1 Introduction

It is common for a manuscript to require a data summary table. The table might include simple summary statistics for the whole sample and for subgroups. There are several tools available to build such tables. In my opinion, though, most of those tools have nuances imposed by the creators/authors such that other users need not only understand the tool, but also think like the authors. I wrote this package to be as flexible and general as possible. I hope you like these tools and will be able to use them in your work.

This vignette presents the use of the summary_table, qsummary, and qable functions for quickly building data summary tables. We will be using summary statistic functions, mean_sd, median_iqr, n_perc, and others, from qwraps2 as well.

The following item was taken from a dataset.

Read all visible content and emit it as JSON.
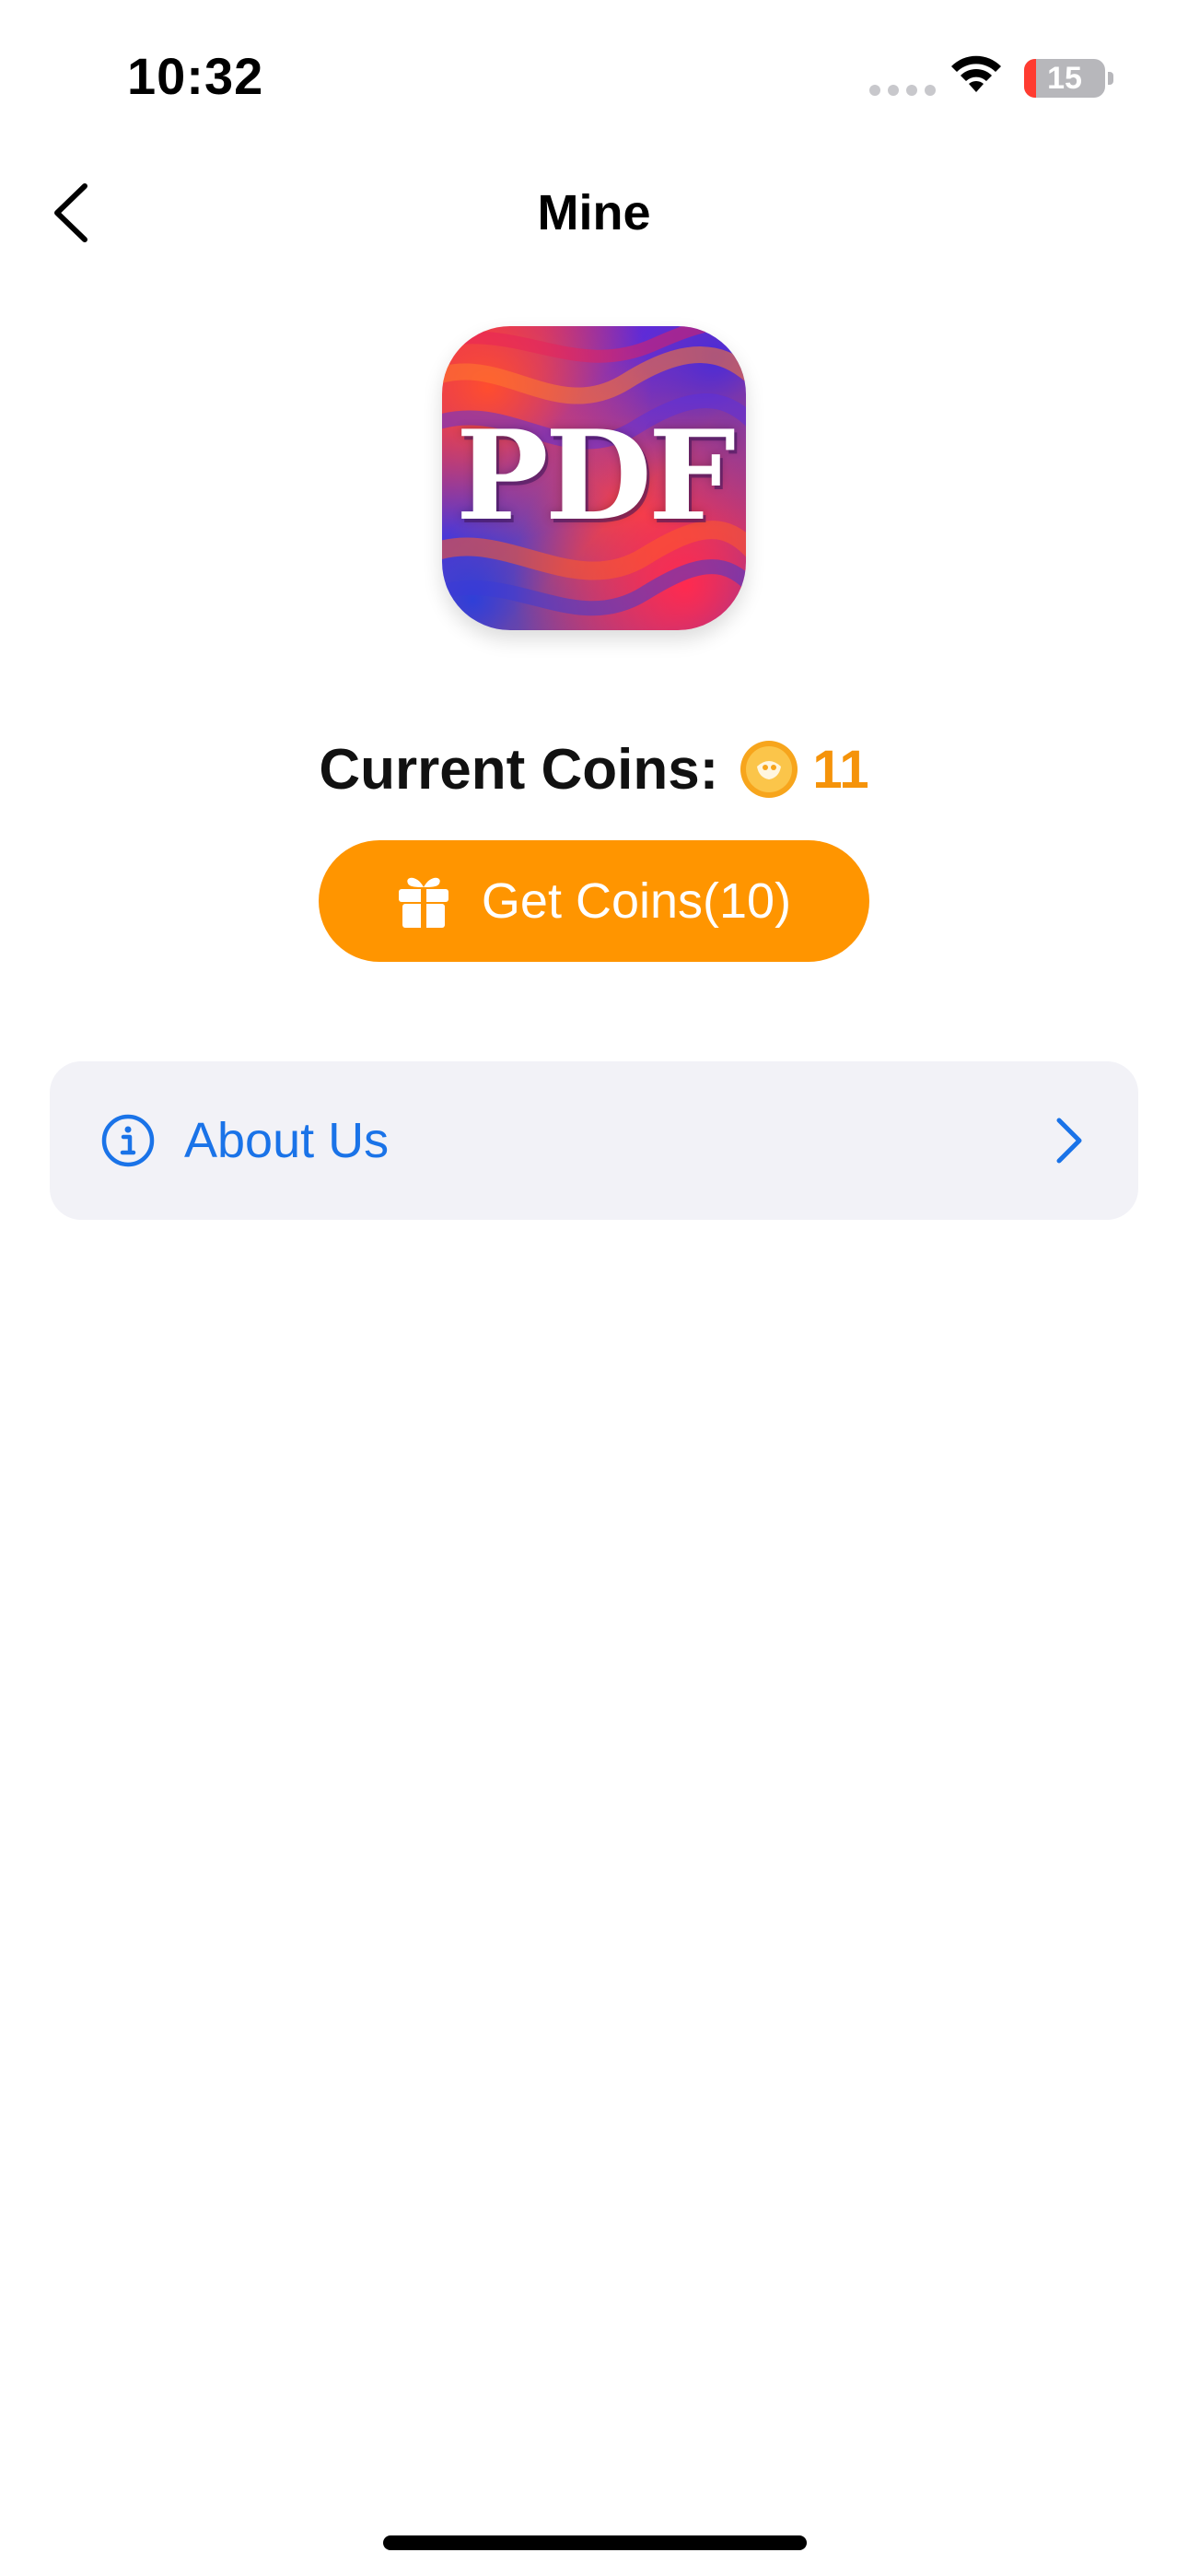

1.1 Prerequisites Example Data Set

library(qwraps2)

We will use the data set mtcars2 for the examples throughout this vignette. It is a modified and extended version of the base R data set mtcars . For details on the construction of the mtcars2 data set please view the vignette: vignette("qwraps2-data-sets", package = "qwraps2")

data(mtcars2)
str(mtcars2)
## 'data.frame':    32 obs. of  19 variables:
##  $ make         : chr  "Mazda" "Mazda" "Datsun" "Hornet" ...
##  $ model        : chr  "RX4" "RX4 Wag" "710" "4 Drive" ...
##  $ mpg          : num  21 21 22.8 21.4 18.7 18.1 14.3 24.4 22.8 19.2 ...
##  $ disp         : num  160 160 108 258 360 ...
##  $ hp           : num  110 110 93 110 175 105 245 62 95 123 ...
##  $ drat         : num  3.9 3.9 3.85 3.08 3.15 2.76 3.21 3.69 3.92 3.92 ...
##  $ wt           : num  2.62 2.88 2.32 3.21 3.44 ...
##  $ qsec         : num  16.5 17 18.6 19.4 17 ...
##  $ cyl          : num  6 6 4 6 8 6 8 4 4 6 ...
##  $ cyl_character: chr  "6 cylinders" "6 cylinders" "4 cylinders" "6 cylinders" ...
##  $ cyl_factor   : Factor w/ 3 levels "6 cylinders",..: 1 1 2 1 3 1 3 2 2 1 ...
##  $ vs           : num  0 0 1 1 0 1 0 1 1 1 ...
##  $ engine       : Factor w/ 2 levels "V-shaped","straight": 1 1 2 2 1 2 1 2 2 2 ...
##  $ am           : num  1 1 1 0 0 0 0 0 0 0 ...
##  $ transmission : Factor w/ 2 levels "Automatic","Manual": 2 2 2 1 1 1 1 1 1 1 ...
##  $ gear         : num  4 4 4 3 3 3 3 4 4 4 ...
##  $ gear_factor  : Factor w/ 3 levels "3 forward gears",..: 2 2 2 1 1 1 1 2 2 2 ...
##  $ carb         : num  4 4 1 1 2 1 4 2 2 4 ...
##  $ test_date    : POSIXct, format: "1974-01-05" "1974-01-07" ...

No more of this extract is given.